3月11日の綾部市議会定例会で一般質問を議場で傍聴する母子(右下)。議長が特例で認め、規則改正のきっかけとなった

3月11日の綾部市議会定例会で一般質問を議場で傍聴する母子(右下)。議長が特例で認め、規則改正のきっかけとなった

 京都府綾部市議会は、議場での子連れの市民の傍聴を認める改正傍聴規則の運用を、17日に開会した6月定例会から始めた。子どもの声がうるさいと議事進行の妨げになるため、子連れは別室での傍聴としてきたが、3月定例会で子連れ傍聴を議長が静かにすることを条件に特例で認めたのを機に、「時代にそぐわない」と5月15日に改正していた。
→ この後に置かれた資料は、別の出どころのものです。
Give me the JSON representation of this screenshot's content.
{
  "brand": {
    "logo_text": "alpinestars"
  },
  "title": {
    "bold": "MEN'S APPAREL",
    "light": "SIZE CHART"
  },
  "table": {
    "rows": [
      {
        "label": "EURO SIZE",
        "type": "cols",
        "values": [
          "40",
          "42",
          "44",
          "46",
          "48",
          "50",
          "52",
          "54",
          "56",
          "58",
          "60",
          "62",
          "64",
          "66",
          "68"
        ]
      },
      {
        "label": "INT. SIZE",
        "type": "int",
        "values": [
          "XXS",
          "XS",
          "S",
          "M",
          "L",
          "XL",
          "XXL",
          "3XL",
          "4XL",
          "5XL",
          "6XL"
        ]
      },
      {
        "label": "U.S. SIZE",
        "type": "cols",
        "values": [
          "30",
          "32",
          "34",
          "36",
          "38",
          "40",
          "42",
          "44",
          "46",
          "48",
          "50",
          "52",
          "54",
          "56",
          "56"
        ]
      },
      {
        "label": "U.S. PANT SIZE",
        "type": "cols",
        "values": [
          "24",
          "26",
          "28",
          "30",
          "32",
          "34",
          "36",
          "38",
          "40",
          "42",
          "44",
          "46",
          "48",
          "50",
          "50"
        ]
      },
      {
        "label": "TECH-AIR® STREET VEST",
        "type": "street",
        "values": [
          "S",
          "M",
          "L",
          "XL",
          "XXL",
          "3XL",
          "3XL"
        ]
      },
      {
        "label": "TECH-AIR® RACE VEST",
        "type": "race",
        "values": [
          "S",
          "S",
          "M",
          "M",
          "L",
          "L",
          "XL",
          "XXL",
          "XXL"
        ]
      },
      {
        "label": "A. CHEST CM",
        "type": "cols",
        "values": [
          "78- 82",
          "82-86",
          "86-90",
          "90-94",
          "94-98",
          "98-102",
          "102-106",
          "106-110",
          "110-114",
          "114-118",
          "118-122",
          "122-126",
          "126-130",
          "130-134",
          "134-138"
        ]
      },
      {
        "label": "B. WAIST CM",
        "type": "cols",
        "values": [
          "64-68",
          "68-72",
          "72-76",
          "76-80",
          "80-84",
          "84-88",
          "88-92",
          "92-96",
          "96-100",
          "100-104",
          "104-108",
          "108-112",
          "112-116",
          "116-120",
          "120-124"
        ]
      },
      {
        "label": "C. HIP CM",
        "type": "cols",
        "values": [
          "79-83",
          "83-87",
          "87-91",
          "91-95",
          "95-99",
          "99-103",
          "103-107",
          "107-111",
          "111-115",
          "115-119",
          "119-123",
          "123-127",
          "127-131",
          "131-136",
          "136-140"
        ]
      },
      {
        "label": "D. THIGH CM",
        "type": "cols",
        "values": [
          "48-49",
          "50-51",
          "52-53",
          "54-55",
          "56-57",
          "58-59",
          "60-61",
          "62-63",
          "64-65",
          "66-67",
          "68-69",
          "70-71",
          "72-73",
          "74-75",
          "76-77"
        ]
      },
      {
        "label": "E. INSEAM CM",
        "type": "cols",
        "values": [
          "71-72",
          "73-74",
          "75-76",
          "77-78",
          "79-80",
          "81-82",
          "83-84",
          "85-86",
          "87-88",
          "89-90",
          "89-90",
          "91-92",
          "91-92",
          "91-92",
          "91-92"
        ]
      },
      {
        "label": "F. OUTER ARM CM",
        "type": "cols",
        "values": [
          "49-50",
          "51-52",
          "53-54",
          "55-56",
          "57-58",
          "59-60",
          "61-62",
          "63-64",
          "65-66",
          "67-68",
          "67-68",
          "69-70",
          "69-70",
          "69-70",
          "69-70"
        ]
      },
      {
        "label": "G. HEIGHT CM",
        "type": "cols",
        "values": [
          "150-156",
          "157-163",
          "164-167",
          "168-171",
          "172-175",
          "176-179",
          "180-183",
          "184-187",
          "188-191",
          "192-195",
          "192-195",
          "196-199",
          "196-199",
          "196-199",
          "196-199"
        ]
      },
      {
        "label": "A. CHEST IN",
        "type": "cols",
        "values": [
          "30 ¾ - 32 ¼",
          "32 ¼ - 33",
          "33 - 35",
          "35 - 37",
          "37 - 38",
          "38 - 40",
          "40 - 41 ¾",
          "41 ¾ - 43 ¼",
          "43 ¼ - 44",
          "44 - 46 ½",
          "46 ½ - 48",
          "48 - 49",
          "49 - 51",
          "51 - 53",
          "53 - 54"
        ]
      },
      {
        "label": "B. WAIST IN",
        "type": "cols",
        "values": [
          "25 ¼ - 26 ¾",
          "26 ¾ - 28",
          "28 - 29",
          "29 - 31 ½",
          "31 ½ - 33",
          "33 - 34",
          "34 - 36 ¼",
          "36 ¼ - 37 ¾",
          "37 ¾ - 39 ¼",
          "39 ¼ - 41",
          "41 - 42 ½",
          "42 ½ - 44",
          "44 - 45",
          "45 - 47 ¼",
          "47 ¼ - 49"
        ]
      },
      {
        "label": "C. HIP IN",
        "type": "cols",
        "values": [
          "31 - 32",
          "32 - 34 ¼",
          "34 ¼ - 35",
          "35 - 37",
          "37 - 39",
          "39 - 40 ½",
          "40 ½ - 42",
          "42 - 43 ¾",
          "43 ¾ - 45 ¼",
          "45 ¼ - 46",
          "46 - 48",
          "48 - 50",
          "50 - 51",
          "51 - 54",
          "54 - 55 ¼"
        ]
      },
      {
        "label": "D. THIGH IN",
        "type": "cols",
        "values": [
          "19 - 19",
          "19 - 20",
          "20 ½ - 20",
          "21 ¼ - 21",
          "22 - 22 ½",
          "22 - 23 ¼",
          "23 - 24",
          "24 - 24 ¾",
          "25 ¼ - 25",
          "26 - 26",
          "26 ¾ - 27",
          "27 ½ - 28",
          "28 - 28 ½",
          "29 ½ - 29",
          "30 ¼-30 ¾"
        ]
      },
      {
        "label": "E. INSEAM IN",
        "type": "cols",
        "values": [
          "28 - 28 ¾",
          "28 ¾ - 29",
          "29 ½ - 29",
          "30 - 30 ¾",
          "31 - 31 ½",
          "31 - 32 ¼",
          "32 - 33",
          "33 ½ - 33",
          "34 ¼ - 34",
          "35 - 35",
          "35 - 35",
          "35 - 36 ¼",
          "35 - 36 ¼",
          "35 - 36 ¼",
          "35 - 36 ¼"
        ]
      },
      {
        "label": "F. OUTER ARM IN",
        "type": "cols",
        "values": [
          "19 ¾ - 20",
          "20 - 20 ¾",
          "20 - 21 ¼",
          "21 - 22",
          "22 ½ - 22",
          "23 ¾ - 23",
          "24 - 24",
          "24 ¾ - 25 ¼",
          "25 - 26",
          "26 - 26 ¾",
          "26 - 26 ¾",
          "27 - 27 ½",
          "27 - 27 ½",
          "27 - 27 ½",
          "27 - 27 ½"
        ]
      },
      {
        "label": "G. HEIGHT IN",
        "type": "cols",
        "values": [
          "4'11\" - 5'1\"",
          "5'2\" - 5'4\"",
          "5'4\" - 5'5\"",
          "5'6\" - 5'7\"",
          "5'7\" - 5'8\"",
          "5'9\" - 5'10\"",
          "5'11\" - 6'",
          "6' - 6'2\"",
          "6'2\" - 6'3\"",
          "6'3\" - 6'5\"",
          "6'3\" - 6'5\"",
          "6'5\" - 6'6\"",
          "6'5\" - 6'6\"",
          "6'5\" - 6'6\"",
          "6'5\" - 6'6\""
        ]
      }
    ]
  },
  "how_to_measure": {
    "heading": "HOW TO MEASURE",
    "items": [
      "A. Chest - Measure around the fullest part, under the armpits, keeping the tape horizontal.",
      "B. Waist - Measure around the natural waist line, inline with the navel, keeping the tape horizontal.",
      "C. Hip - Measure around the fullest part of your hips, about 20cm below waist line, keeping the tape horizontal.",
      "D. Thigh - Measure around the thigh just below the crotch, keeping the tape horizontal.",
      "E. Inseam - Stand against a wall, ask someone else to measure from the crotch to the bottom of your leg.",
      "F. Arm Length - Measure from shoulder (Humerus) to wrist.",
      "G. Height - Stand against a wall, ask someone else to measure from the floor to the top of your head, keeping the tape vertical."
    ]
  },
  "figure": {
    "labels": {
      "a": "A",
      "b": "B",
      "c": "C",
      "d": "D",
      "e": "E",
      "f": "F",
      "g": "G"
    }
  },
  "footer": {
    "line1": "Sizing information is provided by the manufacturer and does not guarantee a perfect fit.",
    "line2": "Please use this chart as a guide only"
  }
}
 1981年施行の旧規則で定めていた「児童及び乳幼児は、特に許可を受けた場合を除くほかは、傍聴席に入ることができない」を項目ごと削除。「傍聴人の守るべき事項」に「静粛にし」の文言を追加した。

 改正で、乳幼児を連れた市民でも静かにさせていれば、別室に移らなくても、議場で一般質問などが傍聴できる。高橋輝議長は「開かれた議会の一環。これを機に子育て中の方も傍聴に来ていただければ」と話している。

 綾部市議会での子連れ傍聴をめぐっては、3月11日に子連れの母親4人が定例会一般質問の傍聴を希望し、高橋議長が特例で許可。議会運営委員会が同日、子連れ傍聴の容認と傍聴規則の見直しを即決していた。